Micheál Martin also said Ireland will still see a “strong pipeline” of investment from foreign companies.
The Government is expected to agree to join the Organisation for Economic Co-operation and Development (OECD) agreement on a minimum corporate tax rate of 15 per cent.
Mr Martin said there was progress on the “at least 15 per cent” clause, which had led to fears of a higher minimum rate.
It could now be removed from the OECD's draft text for the agreement.
“I think it is positive in the sense that we were seeking that change in the removal of ‘at least’, so that represents very significant progress in terms of the evolution of this deal within the OECD. We have been part of the OECD process for quite a considerable length of time.
“Our challenge as we said at the outset was to maintain certainty around tax for investors and for companies that are located here. This text goes a long way towards meeting those objectives that we set ourselves whilst also remaining competitive in terms of what we have to offer.”

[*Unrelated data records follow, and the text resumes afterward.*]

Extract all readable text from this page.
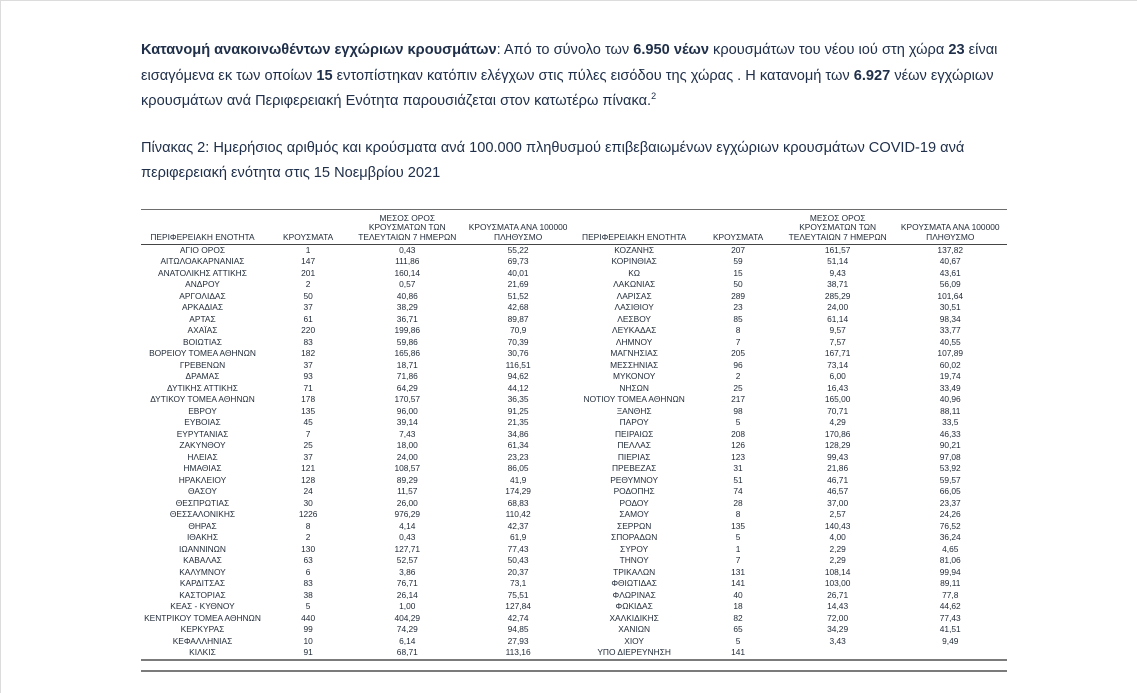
Κατανομή ανακοινωθέντων εγχώριων κρουσμάτων: Από το σύνολο των 6.950 νέων κρουσμάτων του νέου ιού στη χώρα 23 είναι εισαγόμενα εκ των οποίων 15 εντοπίστηκαν κατόπιν ελέγχων στις πύλες εισόδου της χώρας . Η κατανομή των 6.927 νέων εγχώριων κρουσμάτων ανά Περιφερειακή Ενότητα παρουσιάζεται στον κατωτέρω πίνακα.$^2$
Πίνακας 2: Ημερήσιος αριθμός και κρούσματα ανά 100.000 πληθυσμού επιβεβαιωμένων εγχώριων κρουσμάτων COVID-19 ανά περιφερειακή ενότητα στις 15 Νοεμβρίου 2021
ΠΕΡΙΦΕΡΕΙΑΚΗ ΕΝΟΤΗΤΑ	ΚΡΟΥΣΜΑΤΑ	ΜΕΣΟΣ ΟΡΟΣ
ΚΡΟΥΣΜΑΤΩΝ ΤΩΝ
ΤΕΛΕΥΤΑΙΩΝ 7 ΗΜΕΡΩΝ	ΚΡΟΥΣΜΑΤΑ ΑΝΑ 100000
ΠΛΗΘΥΣΜΟ	ΠΕΡΙΦΕΡΕΙΑΚΗ ΕΝΟΤΗΤΑ	ΚΡΟΥΣΜΑΤΑ	ΜΕΣΟΣ ΟΡΟΣ
ΚΡΟΥΣΜΑΤΩΝ ΤΩΝ
ΤΕΛΕΥΤΑΙΩΝ 7 ΗΜΕΡΩΝ	ΚΡΟΥΣΜΑΤΑ ΑΝΑ 100000
ΠΛΗΘΥΣΜΟ
ΑΓΙΟ ΟΡΟΣ	1	0,43	55,22	ΚΟΖΑΝΗΣ	207	161,57	137,82
ΑΙΤΩΛΟΑΚΑΡΝΑΝΙΑΣ	147	111,86	69,73	ΚΟΡΙΝΘΙΑΣ	59	51,14	40,67
ΑΝΑΤΟΛΙΚΗΣ ΑΤΤΙΚΗΣ	201	160,14	40,01	ΚΩ	15	9,43	43,61
ΑΝΔΡΟΥ	2	0,57	21,69	ΛΑΚΩΝΙΑΣ	50	38,71	56,09
ΑΡΓΟΛΙΔΑΣ	50	40,86	51,52	ΛΑΡΙΣΑΣ	289	285,29	101,64
ΑΡΚΑΔΙΑΣ	37	38,29	42,68	ΛΑΣΙΘΙΟΥ	23	24,00	30,51
ΑΡΤΑΣ	61	36,71	89,87	ΛΕΣΒΟΥ	85	61,14	98,34
ΑΧΑΪΑΣ	220	199,86	70,9	ΛΕΥΚΑΔΑΣ	8	9,57	33,77
ΒΟΙΩΤΙΑΣ	83	59,86	70,39	ΛΗΜΝΟΥ	7	7,57	40,55
ΒΟΡΕΙΟΥ ΤΟΜΕΑ ΑΘΗΝΩΝ	182	165,86	30,76	ΜΑΓΝΗΣΙΑΣ	205	167,71	107,89
ΓΡΕΒΕΝΩΝ	37	18,71	116,51	ΜΕΣΣΗΝΙΑΣ	96	73,14	60,02
ΔΡΑΜΑΣ	93	71,86	94,62	ΜΥΚΟΝΟΥ	2	6,00	19,74
ΔΥΤΙΚΗΣ ΑΤΤΙΚΗΣ	71	64,29	44,12	ΝΗΣΩΝ	25	16,43	33,49
ΔΥΤΙΚΟΥ ΤΟΜΕΑ ΑΘΗΝΩΝ	178	170,57	36,35	ΝΟΤΙΟΥ ΤΟΜΕΑ ΑΘΗΝΩΝ	217	165,00	40,96
ΕΒΡΟΥ	135	96,00	91,25	ΞΑΝΘΗΣ	98	70,71	88,11
ΕΥΒΟΙΑΣ	45	39,14	21,35	ΠΑΡΟΥ	5	4,29	33,5
ΕΥΡΥΤΑΝΙΑΣ	7	7,43	34,86	ΠΕΙΡΑΙΩΣ	208	170,86	46,33
ΖΑΚΥΝΘΟΥ	25	18,00	61,34	ΠΕΛΛΑΣ	126	128,29	90,21
ΗΛΕΙΑΣ	37	24,00	23,23	ΠΙΕΡΙΑΣ	123	99,43	97,08
ΗΜΑΘΙΑΣ	121	108,57	86,05	ΠΡΕΒΕΖΑΣ	31	21,86	53,92
ΗΡΑΚΛΕΙΟΥ	128	89,29	41,9	ΡΕΘΥΜΝΟΥ	51	46,71	59,57
ΘΑΣΟΥ	24	11,57	174,29	ΡΟΔΟΠΗΣ	74	46,57	66,05
ΘΕΣΠΡΩΤΙΑΣ	30	26,00	68,83	ΡΟΔΟΥ	28	37,00	23,37
ΘΕΣΣΑΛΟΝΙΚΗΣ	1226	976,29	110,42	ΣΑΜΟΥ	8	2,57	24,26
ΘΗΡΑΣ	8	4,14	42,37	ΣΕΡΡΩΝ	135	140,43	76,52
ΙΘΑΚΗΣ	2	0,43	61,9	ΣΠΟΡΑΔΩΝ	5	4,00	36,24
ΙΩΑΝΝΙΝΩΝ	130	127,71	77,43	ΣΥΡΟΥ	1	2,29	4,65
ΚΑΒΑΛΑΣ	63	52,57	50,43	ΤΗΝΟΥ	7	2,29	81,06
ΚΑΛΥΜΝΟΥ	6	3,86	20,37	ΤΡΙΚΑΛΩΝ	131	108,14	99,94
ΚΑΡΔΙΤΣΑΣ	83	76,71	73,1	ΦΘΙΩΤΙΔΑΣ	141	103,00	89,11
ΚΑΣΤΟΡΙΑΣ	38	26,14	75,51	ΦΛΩΡΙΝΑΣ	40	26,71	77,8
ΚΕΑΣ - ΚΥΘΝΟΥ	5	1,00	127,84	ΦΩΚΙΔΑΣ	18	14,43	44,62
ΚΕΝΤΡΙΚΟΥ ΤΟΜΕΑ ΑΘΗΝΩΝ	440	404,29	42,74	ΧΑΛΚΙΔΙΚΗΣ	82	72,00	77,43
ΚΕΡΚΥΡΑΣ	99	74,29	94,85	ΧΑΝΙΩΝ	65	34,29	41,51
ΚΕΦΑΛΛΗΝΙΑΣ	10	6,14	27,93	ΧΙΟΥ	5	3,43	9,49
ΚΙΛΚΙΣ	91	68,71	113,16	ΥΠΟ ΔΙΕΡΕΥΝΗΣΗ	141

“My experience of FDI [Foreign Direct Investment] companies to date and those I have met over the last six months is still positive towards Ireland, we are still winning a lot of investment. There is a strong pipeline in relation to investments.”
Foreign Affairs Minister Simon Coveney said on Wednesday he was “hopeful” Ireland would be able to sign up to the deal.
Ireland is one of just a small number of countries not to have signed up to the deal, but has come under increasing international pressure to do so.
Mr Coveney said: “[Finance] Minister Paschal Donohoe will bring forward a recommendation on the basis of the latest text that’s going to be finalised for an OECD meeting that’s happening on Friday.
“The expectation now is that the OECD meeting on Friday will finalise a new framework and basis for international corporate tax.
“I am hopeful that Ireland can be part of supporting this new measure, but we have to wait for for the final text, which hopefully will be available later on this evening.”
Mr Coveney repeated a fear, expressed by other senior Government figures in recent weeks, that failure to back the deal would isolate Ireland in the international community.
“Ireland does not want to be isolated in this space, but at the same time we certainly want to ensure that the view that we have in relation to tax, which is a view that many other small countries rely on us to to make, is properly heard.
“We have asked for some reasonable changes that can provide as much certainty as possible in terms of managing the Irish economy going forward,” he told RTÉ.